Nepal slips further away. I was set to spend the fall and spring there, during my sabbatical, working on the book project of a lifetime. I have little hope of being there in the fall, and even the spring seems unlikely. I gasp inwardly in disbelief that this dream is vanishing. My sabbatical was my one shot at this experience, and there’s little real hope that travel to Nepal will be possible for quite some time. My book, and the experiences I’ve dreamed of using as its foundation, slip through my fingers. I mourn the loss of my life as planned, of this project and all that it entailed. It has kept me afloat through difficult times, and it’s been the beacon motivating me to continue. I am adrift without it and feel paralyzed by how difficult and impossible and hopeless everything seems. I remind myself, constantly, that others have it worse, and the guilt of my self-pity shames me.

All the same, I grieve what seems the inevitable loss of the year that was meant to revive my spirit and to propel me toward completing the book I’ve dreamed of penning. My sense of despair is, at times, suffocating. My motivation to do just about anything wanes. After a long day of putting out fires at work and accomplishing little else, I have nothing left to give. Lacing up shoes and stepping out for a run requires every shred of will. I just want to eat chocolate and skip workouts. Guilt set ins, and I loathe my apathy and inertia.

Repeat, for seven weeks, and counting.

I reflected on how proud of myself I’d always been for being able to endure physical and mental suffering. I could muscle through big pushes in the wilderness; I could finish 100 mile footraces and endure. I was mentally tough, I assured myself, and this was proof. But those were contrived circumstances, and entirely of my own choosing. I could opt out at any time; it was a game I’d invented for myself. I’m now getting a taste of emotional and mental suffering on a very real level. There is no opt out. There is no control. I am at the mercy of this new world and this virus, and these circumstances reveal my hubris and bend me before humility. I am breaking, and my mental toughness is no match for the uncertainty bred by this virus. How privileged am I that this is my first true taste of such utter helplessness.

This post concludes with a new state of mind to reflect a new state of the world. Previously, I’ve always found the silver lining; I’ve always found the lesson that my experience in the wilderness reveals to me, even if hard-learned. I’m left here with little else than a bleak perspective of the world that will emerge from this pandemic, a world in which my dreams are shattered, and in which I am not the strong minded, emotionally resilient person that I believed myself to be. I’m reduced to a human who is suffering emotionally, who will likely suffer financially, and who is coming to terms with the loss of everything that I thought the future held. We will all sacrifice something to this pandemic; some more than others; many more than me.
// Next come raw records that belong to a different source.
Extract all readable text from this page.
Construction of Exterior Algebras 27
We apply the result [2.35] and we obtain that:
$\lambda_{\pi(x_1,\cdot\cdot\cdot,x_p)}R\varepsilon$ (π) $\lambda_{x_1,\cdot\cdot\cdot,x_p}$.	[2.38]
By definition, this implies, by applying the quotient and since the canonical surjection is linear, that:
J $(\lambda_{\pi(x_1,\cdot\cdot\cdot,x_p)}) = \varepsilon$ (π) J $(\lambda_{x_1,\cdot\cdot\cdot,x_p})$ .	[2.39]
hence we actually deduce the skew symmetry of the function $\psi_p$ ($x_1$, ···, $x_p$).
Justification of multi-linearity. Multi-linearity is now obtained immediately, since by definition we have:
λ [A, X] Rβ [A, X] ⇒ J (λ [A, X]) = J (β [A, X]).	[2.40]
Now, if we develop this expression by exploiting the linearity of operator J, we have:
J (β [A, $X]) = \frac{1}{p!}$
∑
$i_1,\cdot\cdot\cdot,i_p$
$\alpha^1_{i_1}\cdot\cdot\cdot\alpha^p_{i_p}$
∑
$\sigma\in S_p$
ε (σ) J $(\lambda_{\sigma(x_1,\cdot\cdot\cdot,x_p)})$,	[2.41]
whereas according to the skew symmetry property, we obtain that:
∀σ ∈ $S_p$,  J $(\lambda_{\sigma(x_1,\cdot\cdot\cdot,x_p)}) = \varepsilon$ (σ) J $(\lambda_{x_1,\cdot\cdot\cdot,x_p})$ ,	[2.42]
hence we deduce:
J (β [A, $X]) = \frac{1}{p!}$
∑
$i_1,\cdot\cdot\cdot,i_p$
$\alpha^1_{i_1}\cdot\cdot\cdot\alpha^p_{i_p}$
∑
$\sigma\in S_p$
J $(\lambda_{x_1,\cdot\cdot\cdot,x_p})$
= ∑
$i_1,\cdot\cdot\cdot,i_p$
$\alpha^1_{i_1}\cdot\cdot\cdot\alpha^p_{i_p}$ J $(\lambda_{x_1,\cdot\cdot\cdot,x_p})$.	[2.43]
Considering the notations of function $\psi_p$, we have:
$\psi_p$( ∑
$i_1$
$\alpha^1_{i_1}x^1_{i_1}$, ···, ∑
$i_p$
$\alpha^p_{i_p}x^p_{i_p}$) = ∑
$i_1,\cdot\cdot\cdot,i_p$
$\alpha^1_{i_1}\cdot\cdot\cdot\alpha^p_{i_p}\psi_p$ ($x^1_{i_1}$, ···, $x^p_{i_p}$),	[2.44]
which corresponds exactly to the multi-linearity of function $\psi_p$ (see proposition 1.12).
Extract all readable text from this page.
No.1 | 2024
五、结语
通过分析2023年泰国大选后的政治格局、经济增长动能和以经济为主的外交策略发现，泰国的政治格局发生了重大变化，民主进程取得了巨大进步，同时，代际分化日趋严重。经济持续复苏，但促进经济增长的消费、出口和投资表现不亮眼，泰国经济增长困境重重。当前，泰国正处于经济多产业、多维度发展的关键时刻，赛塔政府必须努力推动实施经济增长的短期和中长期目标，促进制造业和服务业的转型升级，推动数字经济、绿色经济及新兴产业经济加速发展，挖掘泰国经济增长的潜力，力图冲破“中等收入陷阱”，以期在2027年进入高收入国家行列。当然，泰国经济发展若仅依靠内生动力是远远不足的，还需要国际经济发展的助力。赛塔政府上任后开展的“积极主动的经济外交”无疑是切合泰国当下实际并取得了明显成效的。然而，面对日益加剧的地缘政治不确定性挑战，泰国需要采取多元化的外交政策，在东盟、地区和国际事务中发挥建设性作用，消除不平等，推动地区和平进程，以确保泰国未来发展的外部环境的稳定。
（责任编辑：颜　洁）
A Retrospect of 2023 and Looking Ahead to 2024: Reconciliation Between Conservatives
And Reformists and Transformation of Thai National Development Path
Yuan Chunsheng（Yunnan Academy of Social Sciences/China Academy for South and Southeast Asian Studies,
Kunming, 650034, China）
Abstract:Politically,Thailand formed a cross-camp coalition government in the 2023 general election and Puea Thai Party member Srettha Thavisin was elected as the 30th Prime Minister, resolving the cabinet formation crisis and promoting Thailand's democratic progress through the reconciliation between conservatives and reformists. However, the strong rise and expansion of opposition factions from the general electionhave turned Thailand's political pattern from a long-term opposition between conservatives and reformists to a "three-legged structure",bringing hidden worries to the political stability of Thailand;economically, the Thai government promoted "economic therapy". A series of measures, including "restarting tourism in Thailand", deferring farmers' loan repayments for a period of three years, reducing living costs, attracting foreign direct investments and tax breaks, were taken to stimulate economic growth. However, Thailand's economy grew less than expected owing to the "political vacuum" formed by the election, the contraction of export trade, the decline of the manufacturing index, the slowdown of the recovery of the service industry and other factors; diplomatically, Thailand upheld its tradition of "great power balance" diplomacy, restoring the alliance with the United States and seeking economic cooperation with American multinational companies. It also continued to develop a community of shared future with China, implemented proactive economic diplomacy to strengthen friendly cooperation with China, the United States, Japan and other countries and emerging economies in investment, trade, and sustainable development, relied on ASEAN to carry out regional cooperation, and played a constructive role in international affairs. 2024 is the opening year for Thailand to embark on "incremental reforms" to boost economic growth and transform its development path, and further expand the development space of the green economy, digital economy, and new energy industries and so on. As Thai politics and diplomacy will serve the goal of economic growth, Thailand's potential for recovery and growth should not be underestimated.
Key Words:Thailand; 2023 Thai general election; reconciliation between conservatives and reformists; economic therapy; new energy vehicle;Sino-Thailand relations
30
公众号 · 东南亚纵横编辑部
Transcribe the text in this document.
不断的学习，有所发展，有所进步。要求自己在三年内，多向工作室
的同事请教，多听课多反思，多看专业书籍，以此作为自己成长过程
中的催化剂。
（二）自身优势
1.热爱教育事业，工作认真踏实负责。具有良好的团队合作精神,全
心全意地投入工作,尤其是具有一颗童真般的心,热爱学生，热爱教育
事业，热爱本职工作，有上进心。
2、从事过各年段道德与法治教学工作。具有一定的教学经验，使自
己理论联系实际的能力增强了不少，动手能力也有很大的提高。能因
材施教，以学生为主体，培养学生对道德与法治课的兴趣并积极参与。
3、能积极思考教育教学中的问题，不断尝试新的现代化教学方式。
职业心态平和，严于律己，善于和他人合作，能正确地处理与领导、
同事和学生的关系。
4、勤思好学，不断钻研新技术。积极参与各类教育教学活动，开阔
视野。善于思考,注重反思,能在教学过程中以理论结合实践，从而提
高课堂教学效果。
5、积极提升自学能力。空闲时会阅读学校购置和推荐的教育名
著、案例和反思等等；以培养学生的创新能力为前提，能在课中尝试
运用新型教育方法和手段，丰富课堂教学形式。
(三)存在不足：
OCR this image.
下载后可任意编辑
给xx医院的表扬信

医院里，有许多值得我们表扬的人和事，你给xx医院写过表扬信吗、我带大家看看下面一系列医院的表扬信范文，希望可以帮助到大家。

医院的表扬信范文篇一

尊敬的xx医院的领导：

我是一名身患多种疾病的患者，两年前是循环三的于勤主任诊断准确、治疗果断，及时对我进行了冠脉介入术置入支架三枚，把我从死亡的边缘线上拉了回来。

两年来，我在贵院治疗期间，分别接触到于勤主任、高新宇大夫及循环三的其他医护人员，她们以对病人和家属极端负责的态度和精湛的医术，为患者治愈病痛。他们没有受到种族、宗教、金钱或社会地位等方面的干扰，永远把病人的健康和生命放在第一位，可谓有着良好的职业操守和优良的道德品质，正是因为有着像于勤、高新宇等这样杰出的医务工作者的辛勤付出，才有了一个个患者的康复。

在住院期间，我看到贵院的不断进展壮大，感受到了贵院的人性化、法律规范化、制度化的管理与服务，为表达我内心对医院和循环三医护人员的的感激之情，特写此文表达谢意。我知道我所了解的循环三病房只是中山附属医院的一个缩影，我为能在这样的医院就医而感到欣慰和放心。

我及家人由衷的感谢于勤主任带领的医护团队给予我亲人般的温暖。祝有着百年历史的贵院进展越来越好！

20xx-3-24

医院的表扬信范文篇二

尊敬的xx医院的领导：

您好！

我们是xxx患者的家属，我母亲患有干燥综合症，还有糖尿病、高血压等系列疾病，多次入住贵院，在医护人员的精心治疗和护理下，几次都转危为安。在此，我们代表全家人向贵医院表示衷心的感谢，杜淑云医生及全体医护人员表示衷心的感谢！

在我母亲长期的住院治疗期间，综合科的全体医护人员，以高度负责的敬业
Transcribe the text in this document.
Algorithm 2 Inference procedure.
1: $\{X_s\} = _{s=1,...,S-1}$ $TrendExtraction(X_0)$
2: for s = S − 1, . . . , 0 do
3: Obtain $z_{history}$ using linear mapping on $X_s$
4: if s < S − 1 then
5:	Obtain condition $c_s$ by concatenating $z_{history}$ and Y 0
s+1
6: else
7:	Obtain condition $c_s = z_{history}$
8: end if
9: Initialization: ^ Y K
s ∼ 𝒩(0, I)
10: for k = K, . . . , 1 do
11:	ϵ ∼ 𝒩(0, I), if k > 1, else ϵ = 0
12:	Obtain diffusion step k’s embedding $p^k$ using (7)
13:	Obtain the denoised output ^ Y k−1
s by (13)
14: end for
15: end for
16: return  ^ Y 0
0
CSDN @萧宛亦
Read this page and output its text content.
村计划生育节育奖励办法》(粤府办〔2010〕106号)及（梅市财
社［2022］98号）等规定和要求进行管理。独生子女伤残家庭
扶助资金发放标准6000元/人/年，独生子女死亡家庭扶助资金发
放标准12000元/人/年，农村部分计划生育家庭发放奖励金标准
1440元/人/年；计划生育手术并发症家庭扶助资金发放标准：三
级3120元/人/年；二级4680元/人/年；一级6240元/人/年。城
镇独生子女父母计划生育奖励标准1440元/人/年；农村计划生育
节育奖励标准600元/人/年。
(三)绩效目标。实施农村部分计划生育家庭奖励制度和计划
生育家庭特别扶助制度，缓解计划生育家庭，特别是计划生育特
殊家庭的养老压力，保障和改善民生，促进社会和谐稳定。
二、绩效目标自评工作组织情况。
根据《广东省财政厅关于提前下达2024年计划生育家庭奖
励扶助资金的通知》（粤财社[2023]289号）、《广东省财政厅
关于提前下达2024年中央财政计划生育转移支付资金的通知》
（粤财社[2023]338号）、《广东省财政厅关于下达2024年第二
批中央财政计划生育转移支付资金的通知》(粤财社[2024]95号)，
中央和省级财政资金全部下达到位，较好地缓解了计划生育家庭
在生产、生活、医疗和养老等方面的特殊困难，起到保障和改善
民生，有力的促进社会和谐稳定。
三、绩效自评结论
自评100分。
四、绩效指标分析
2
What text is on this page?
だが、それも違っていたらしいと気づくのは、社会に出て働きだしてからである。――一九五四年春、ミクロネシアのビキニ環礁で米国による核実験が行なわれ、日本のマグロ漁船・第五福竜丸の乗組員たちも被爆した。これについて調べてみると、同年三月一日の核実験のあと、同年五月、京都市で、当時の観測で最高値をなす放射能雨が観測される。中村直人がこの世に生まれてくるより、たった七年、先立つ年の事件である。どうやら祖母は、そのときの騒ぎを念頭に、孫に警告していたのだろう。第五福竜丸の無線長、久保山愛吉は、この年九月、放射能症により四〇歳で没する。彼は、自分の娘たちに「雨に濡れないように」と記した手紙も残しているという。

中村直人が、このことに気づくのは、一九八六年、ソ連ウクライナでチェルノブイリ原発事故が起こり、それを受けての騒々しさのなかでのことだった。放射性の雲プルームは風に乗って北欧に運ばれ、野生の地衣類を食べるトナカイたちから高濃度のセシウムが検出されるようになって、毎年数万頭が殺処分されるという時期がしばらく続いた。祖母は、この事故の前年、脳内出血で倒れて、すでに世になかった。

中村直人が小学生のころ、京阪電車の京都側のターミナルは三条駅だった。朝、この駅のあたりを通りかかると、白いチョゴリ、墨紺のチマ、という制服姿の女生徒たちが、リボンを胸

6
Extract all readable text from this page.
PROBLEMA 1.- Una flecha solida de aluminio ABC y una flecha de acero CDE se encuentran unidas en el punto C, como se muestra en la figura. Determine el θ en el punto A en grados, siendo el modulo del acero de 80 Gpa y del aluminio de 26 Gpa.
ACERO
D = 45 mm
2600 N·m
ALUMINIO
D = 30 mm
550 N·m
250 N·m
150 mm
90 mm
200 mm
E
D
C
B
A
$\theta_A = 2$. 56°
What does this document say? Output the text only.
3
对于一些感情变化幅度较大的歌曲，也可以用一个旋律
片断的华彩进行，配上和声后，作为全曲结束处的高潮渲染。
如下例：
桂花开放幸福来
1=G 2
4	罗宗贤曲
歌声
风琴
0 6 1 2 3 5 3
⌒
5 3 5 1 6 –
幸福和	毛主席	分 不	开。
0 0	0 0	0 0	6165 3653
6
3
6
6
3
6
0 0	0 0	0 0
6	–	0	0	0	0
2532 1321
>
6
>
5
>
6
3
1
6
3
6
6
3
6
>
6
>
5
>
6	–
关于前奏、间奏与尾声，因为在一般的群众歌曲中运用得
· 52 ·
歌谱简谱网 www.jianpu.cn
In this moment, my dreams, and my spirit, are slipping away. I grasp at them, wildly.

[I sat on this concluding section for over a week, thinking I would delete it. I’ve decided to retain it, because it honestly reflects what the past 8 weeks have been like for me. While many people are keeping “Quarantine Journals,” I opted not to. This conclusion will remain, then, as an artifact of my life from this time.]

[And now I’m proofreading this nearly 6 months later and decided to leave it all intact for the same reason.]